В биографии имеет место явное преувеличение роли И. В. Сталина в период иностранной военной интервенции и гражданской войны. Сталин «характеризуется как непосредственный вдохновитель и организатор важнейших побед Красной Армии, как творец важнейших стратегических планов» (стр. 82–83).

Исторически неправдиво показана роль И. В. Сталина в образовании Союза Советских Социалистических Республик (стр. 89), замалчивается тот факт, что вначале Сталин защищал идею так называемой «автономизации», т. е. вхождения всех национальных республик в состав РСФСР. Эта неправильная сталинская позиция была подвергнута В. И. Лениным решительной критике.

Бесспорно большое значение в защите ленинизма, в борьбе с троцкизмом имела известная работа И. В. Сталина «Об основах ленинизма». Это показано в биографии; однако в ней умалчивается о том, что в первом издании этой книги была допущена принципиальная ошибка. Сталин писал тогда: «Для окончательной победы социализма, для организации социалистического производства усилий одной страны, особенно такой крестьянской страны, как Россия, уже недостаточно, – для этого необходимы усилия пролетариев нескольких передовых стран» («Вопросы ленинизма», изд. 11-е, стр. 142, 1952 г.).

Эта ошибка была признана и исправлена впоследствии самим Сталиным во втором издании работы «Об основах ленинизма».

В биографии не классические философские труды В. И. Ленина, а популярная брошюра Сталина «О диалектическом и историческом материализме» объявляется последним словом марксистской философской мысли.

В полном противоречии с духом и методом марксизма в биографии утверждается, что Сталин «создал цельное и законченное учение о социалистическом государстве» (стр. 171). Таким образом, эта формула, находящаяся в прямом противоречии с положением Ленина о разнообразии форм диктатуры пролетариата, заранее исключает возможность исторического творчества рабочего класса различных стран в создании новых форм своей государственности.

В духе культа личности И. В. Сталина в биографии освящена его роль в деле строительства социализма и в Великой Отечественной войне. По существу одному Сталину приписываются все победы, одержанные советским народом под руководством партии.

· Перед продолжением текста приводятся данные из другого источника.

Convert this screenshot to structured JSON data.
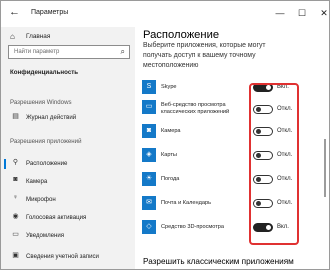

2. И. В. Сталин, подвергнув представленный ему макет биографии тщательному и радикальному редактированию, не только не устранил, а наоборот, усилил чуждые марксизму идеи непомерного возвеличивания его роли, прославления и восхваления его личности.

Вот некоторые примеры того, как И. В. Сталин «отредактировал» свою биографию. Так, И. В. Сталин собственноручно вписал в текст макета биографии, что он является «ведущей силой партии и государства» (стр. 105). Такая приписка является не только примером самовосхваления, но и отступлением от основ марксистско-ленинской теории, переходом на взгляды идеализма.

Марксизм признает ведущей, движущей силой государства тот или иной общественный класс, а не отдельную личность.

Ведущей силой Советского государства является рабочий класс и его авангард – партия.

В ряде своих выступлений Сталин давал правильные, в духе марксизма, характеристики роли народных масс и личности в истории, в строительстве социализма. Но говорил он одно, а делал другое, всячески поощрял и насаждал культ собственной личности, совершенно утратив всякое чувство большевистской скромности.

Ярким примером этого является следующая хвалебная автохарактеристика Сталина, вставленная им при редактировании своей биографии: «Мастерски выполняя задачи вождя партии и народа и имея полную поддержку всего советского народа, Сталин, однако, не допускал в своей деятельности и тени самомнения, зазнайства, самолюбования».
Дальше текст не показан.